There's a remarkable deathbed scene tucked into the legends of the Judges, a moment starring Kenaz, a Judge who reigned for fifty-seven years. As his life neared its end, Kenaz had a heavy heart. He wasn't just worried about his own mortality; he was deeply concerned about the future of his people.

He called upon some key figures: the prophets Phinehas (yes, there were two!) and Jabez, along with the priest Phinehas, son of Eleazar. Imagine the scene: a dying leader, surrounded by spiritual authorities, the air thick with unspoken anxieties. Kenaz speaks his piece, and it's not exactly a pep talk. "I know the heart of this people," he declares, "it will turn from following after the Lord. Therefore do I testify against it."

Heavy stuff. It’s a pretty bleak assessment of the Israelites' commitment to their covenant with God. He's basically saying, "I've seen this movie before, and it doesn't end well."

Here’s where it gets even more interesting. Phinehas, the son of Eleazar, the priest, responds. He doesn't dismiss Kenaz's concerns; instead, he echoes them, adding another layer of historical precedent. "As Moses and Joshua testified, so do I testify against it," he says, invoking the leaders who guided the Israelites out of Egypt and into the Promised Land.

What did Moses and Joshua have to say about all this? Phinehas explains. They "prophesied concerning the vineyard, the beautiful planting of the Lord, which knew not who had planted it, and did not recognize Him who cultivated it, so that the vineyard was destroyed, and brought forth no fruit." These, he says, are the words his father commanded him to say to the people.

This vineyard metaphor. It's powerful. It paints a picture of something beautiful and carefully nurtured, yet ultimately ungrateful and unproductive. According to Ginzberg's retelling in Legends of the Jews, this image of the vineyard highlights the cyclical nature of Israel's relationship with God. They are planted and cared for, but their lack of recognition and gratitude leads to destruction.

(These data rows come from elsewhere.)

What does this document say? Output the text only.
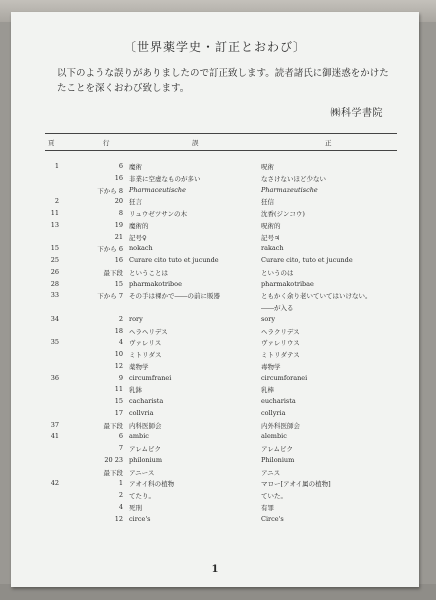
〔世界薬学史・訂正とおわび〕

以下のような誤りがありましたので訂正致します。読者諸氏に御迷惑をかけた

たことを深くおわび致します。

㈱科学書院
頁	行	誤	正
1	6 魔術	呪術
16 非業に空虚なものが多い	なさけないほど少ない
下から 8 Pharmaceutische	Pharmazeutische
2	20 狂言	狂信
11	8 リュウゼツサンの木	沈香(ジンコウ)
13	19 魔術的	呪術的
21 記号♀	記号♃
15	下から 6 nokach	rakach
25	16 Curare cito tuto et jucunde	Curare cito, tuto et jucunde
26	最下段 ということは	というのは
28	15 pharmakotriboe	pharmakotribae
33	下から 7 その手は裸かで――の前に販器	ともかく余り老いていてはいけない。
――が入る
34	2 rory	sory
18 ヘラヘリデス	ヘラクリデス
35	4 ヴァレリス	ヴァレリウス
10 ミトリダス	ミトリダテス
12 薬物学	毒物学
36	9 circumfranei	circumforanei
11 乳鉢	乳棒
15 cacharista	eucharista
17 collvria	collyria
37	最下段 内科医師会	内外科医師会
41	6 ambic	alembic
7 アレムビク	アレムビク
20 23 philonium	Philonium
最下段 アニース	アニス
42	1 アオイ科の植物	マロー[アオイ属の植物]
2 てたり。	ていた。
4 死刑	有罪
12 circe's	Circe's
1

It's a stark reminder that even with guidance and blessings, free will can lead us astray. The prophets, priests, and judges of old clearly saw this pattern emerging, this tendency to forget the source of their blessings. As we find in Midrash Rabbah, this motif appears again and again.

So what does this all mean for us today? Maybe it's a call to examine our own lives. Are we acknowledging the source of our blessings, or are we like that ungrateful vineyard, taking everything for granted? Are we learning from the past, or are we doomed to repeat it? It’s a question worth pondering, isn’t it?